And even though these things seem totally different,
they're all made of the same stuff,
just combined in different ways.
To give you an idea of how this combining works,
let's take something apart.
Let's start with this bowl of macaroni salad.
If you were to reverse a recipe for macaroni salad,
you'll see it's made by mixing together
a bunch of ingredients,
like macaroni,
mayo,
vinegar,
vegetables,
and mustard.
This type of combining is called a mixture.
When you make a mixture,
you're combining two or more things together
without actually changing
the chemical identity of those things,
like mud, for example.
The soil and water in mud haven't actually changed.
They're still soil and water,
you've just created a mixture of soil and water,
mud.
It turns out that macaroni salad
is actually a mixture of mixtures
because many of the ingredients,
like mayo and mustard,
are already mixtures themselves,
which is nice for us
because if we look closely,
we'll the see the three main types of mixtures that exist.
The size of the particles in a mixture
determines the type of mixture.
On one end of the scale is a suspension,
like our muddy water example.
You get this if you take big chunks of something
and mix it with something else
so those chunks are just floating around.

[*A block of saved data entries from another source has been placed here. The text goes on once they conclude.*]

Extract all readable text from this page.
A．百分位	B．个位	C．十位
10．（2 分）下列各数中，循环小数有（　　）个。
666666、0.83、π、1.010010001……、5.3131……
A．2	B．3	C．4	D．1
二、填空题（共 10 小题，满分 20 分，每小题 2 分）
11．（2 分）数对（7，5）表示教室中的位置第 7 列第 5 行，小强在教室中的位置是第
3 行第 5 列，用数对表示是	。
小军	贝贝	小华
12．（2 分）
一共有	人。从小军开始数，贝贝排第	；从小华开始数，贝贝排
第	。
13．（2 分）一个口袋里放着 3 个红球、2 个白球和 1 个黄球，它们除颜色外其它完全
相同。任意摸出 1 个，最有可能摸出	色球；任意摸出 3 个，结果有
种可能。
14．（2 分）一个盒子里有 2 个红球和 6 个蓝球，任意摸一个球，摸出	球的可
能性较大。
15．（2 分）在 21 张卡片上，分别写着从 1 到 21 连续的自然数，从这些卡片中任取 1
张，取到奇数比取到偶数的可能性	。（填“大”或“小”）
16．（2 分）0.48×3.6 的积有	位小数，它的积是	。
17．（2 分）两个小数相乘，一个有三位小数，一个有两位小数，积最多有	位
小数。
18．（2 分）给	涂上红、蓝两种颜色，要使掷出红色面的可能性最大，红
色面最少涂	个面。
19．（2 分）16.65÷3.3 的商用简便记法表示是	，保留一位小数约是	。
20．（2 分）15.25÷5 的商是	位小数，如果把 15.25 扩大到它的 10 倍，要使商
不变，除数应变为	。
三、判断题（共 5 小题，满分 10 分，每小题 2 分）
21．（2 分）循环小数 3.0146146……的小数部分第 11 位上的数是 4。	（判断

Take runny mustard for example.
You'll see a bunch of little particles
like mustard seeds,
pepper,
allspice,
and minced shallots
all floating around in a liquid,
in this case vinegar and water.
This is called a suspension
because you've got particles of one thing
suspended in another.
Now, on the other end of the spectrum
is a solution.
The particles in this mixture are so small,
they are the actual molecules.
A solution is sort of like a suspension of molecules
where one type of molecule is blended
or dissolved with another.
Vinegar is an example of a solution
where the molecules of acetic acid
are blended with molecules of water.
The chemical properties of the molecules haven't changed,
they're just evenly mixed together now.
Saltwater and carbonated soda
are both examples of solutions
where other molecules are dissolved in water.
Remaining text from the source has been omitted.